A research team from Washington State University and Texas A&M University has introduced Conformal Margin Risk Minimization (CMRM), a novel framework designed to solve a persistent problem in machine learning: training reliable models with noisy, incorrectly labeled data. Unlike existing methods that require extra resources—such as a pre-trained feature extractor, a clean data subset, or a known 'noise transition matrix'—CMRM is a plug-and-play solution. It works by adding a single, quantile-calibrated regularization term to any standard classification loss function, focusing the model's learning on high-confidence examples while suppressing the influence of likely mislabeled ones. This approach requires no changes to the underlying training pipeline.
The core innovation is its use of conformal prediction to dynamically set a confidence threshold per training batch. This threshold identifies which samples have a reliable margin—the gap between the model's confidence in the given label and its next-best guess. By concentrating on these high-margin samples, CMRM effectively filters out label noise during training. The team provided a theoretical learning bound proving the method's robustness under arbitrary label noise.
Empirical results are compelling. The framework was tested by enhancing five different base learning methods across six benchmark datasets with both synthetic and real-world noise. It consistently improved test accuracy (by up to +3.39%), produced more precise and certain predictions (reducing conformal prediction set sizes by up to -20.44%), and crucially, did not degrade performance when trained on perfectly clean data. This demonstrates that CMRM captures a fundamental, method-agnostic signal about data uncertainty that previous techniques missed. The work has been accepted at the prestigious AISTATS 2026 conference.

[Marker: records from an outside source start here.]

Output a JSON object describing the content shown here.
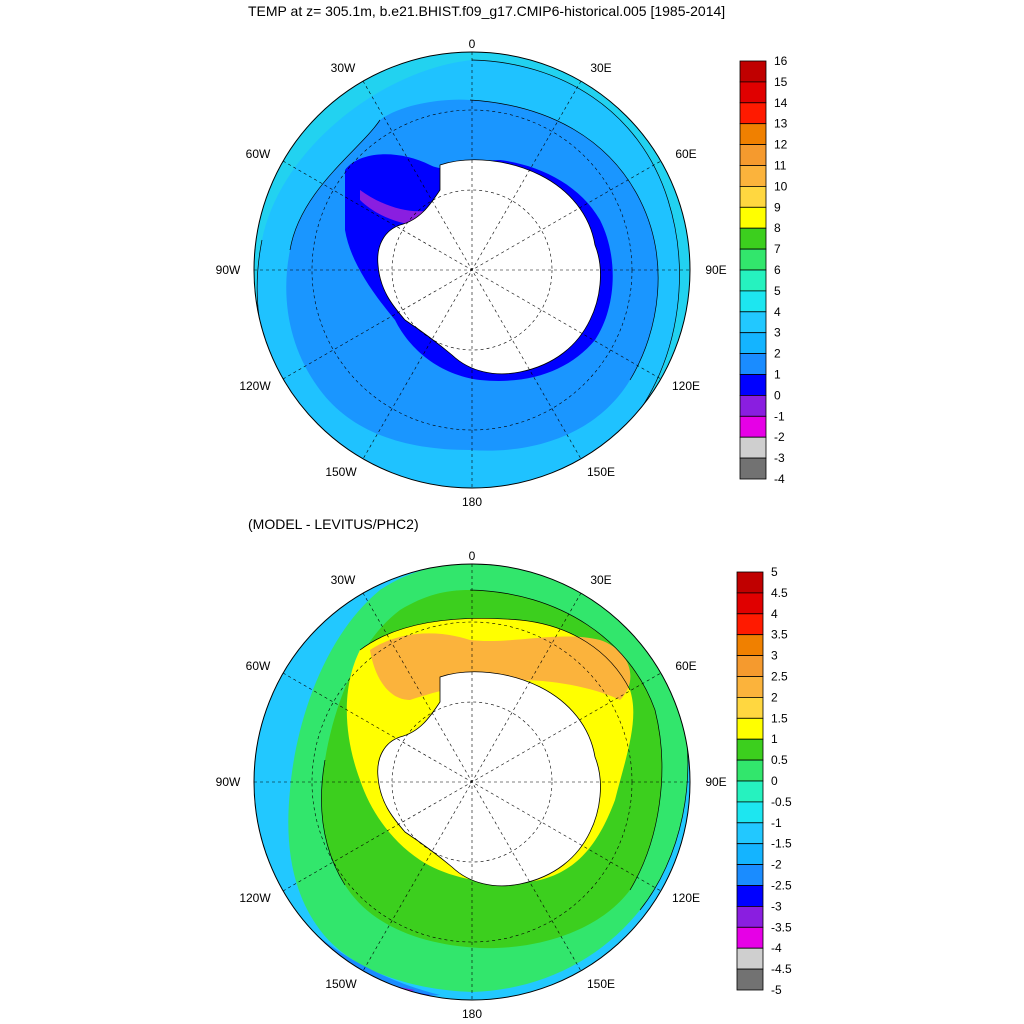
{
  "titles": {
    "top": "TEMP at z= 305.1m, b.e21.BHIST.f09_g17.CMIP6-historical.005 [1985-2014]",
    "bottom": "(MODEL - LEVITUS/PHC2)"
  },
  "lon_labels": [
    "0",
    "30E",
    "60E",
    "90E",
    "120E",
    "150E",
    "180",
    "150W",
    "120W",
    "90W",
    "60W",
    "30W"
  ],
  "colorbars": {
    "top": {
      "labels": [
        "16",
        "15",
        "14",
        "13",
        "12",
        "11",
        "10",
        "9",
        "8",
        "7",
        "6",
        "5",
        "4",
        "3",
        "2",
        "1",
        "0",
        "-1",
        "-2",
        "-3",
        "-4"
      ],
      "colors": [
        "#c00000",
        "#e00000",
        "#ff1a00",
        "#f08000",
        "#f59a2e",
        "#fbb33c",
        "#ffd740",
        "#ffff00",
        "#3ccf1e",
        "#32e66c",
        "#26f2bf",
        "#1de6f0",
        "#22c8ff",
        "#14b4ff",
        "#1a8cff",
        "#0000ff",
        "#8a1ee0",
        "#e600e6",
        "#cfcfcf",
        "#727272"
      ]
    },
    "bottom": {
      "labels": [
        "5",
        "4.5",
        "4",
        "3.5",
        "3",
        "2.5",
        "2",
        "1.5",
        "1",
        "0.5",
        "0",
        "-0.5",
        "-1",
        "-1.5",
        "-2",
        "-2.5",
        "-3",
        "-3.5",
        "-4",
        "-4.5",
        "-5"
      ],
      "colors": [
        "#c00000",
        "#e00000",
        "#ff1a00",
        "#f08000",
        "#f59a2e",
        "#fbb33c",
        "#ffd740",
        "#ffff00",
        "#3ccf1e",
        "#32e66c",
        "#26f2bf",
        "#1de6f0",
        "#22c8ff",
        "#14b4ff",
        "#1a8cff",
        "#0000ff",
        "#8a1ee0",
        "#e600e6",
        "#cfcfcf",
        "#727272"
      ]
    }
  },
  "map_colors": {
    "top": {
      "outer": "#22d2f0",
      "ring": "#1fc2ff",
      "inner": "#1a96ff",
      "shelf": "#0000ff",
      "shelf2": "#8a1ee0",
      "shelf3": "#e600e6"
    },
    "bottom": {
      "outer": "#22c8ff",
      "ring": "#32e66c",
      "inner": "#3ccf1e",
      "warm": "#ffff00",
      "warm2": "#fbb33c",
      "cold": "#1a8cff",
      "cold2": "#0000ff",
      "cold3": "#8a1ee0"
    },
    "land": "#ffffff"
  }
}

- Acts as a universal 'envelope,' improving any base loss function without pipeline modifications or privileged knowledge.
- Uses conformal quantiles per batch to focus training on reliable samples, boosting accuracy by up to 3.39% on noisy benchmarks.
- Also improves prediction certainty, reducing the size of conformal prediction sets by over 20%, indicating higher confidence outputs.
Why It Matters
Enables more reliable AI model training on real-world, messy datasets where perfect labels are expensive or impossible to obtain.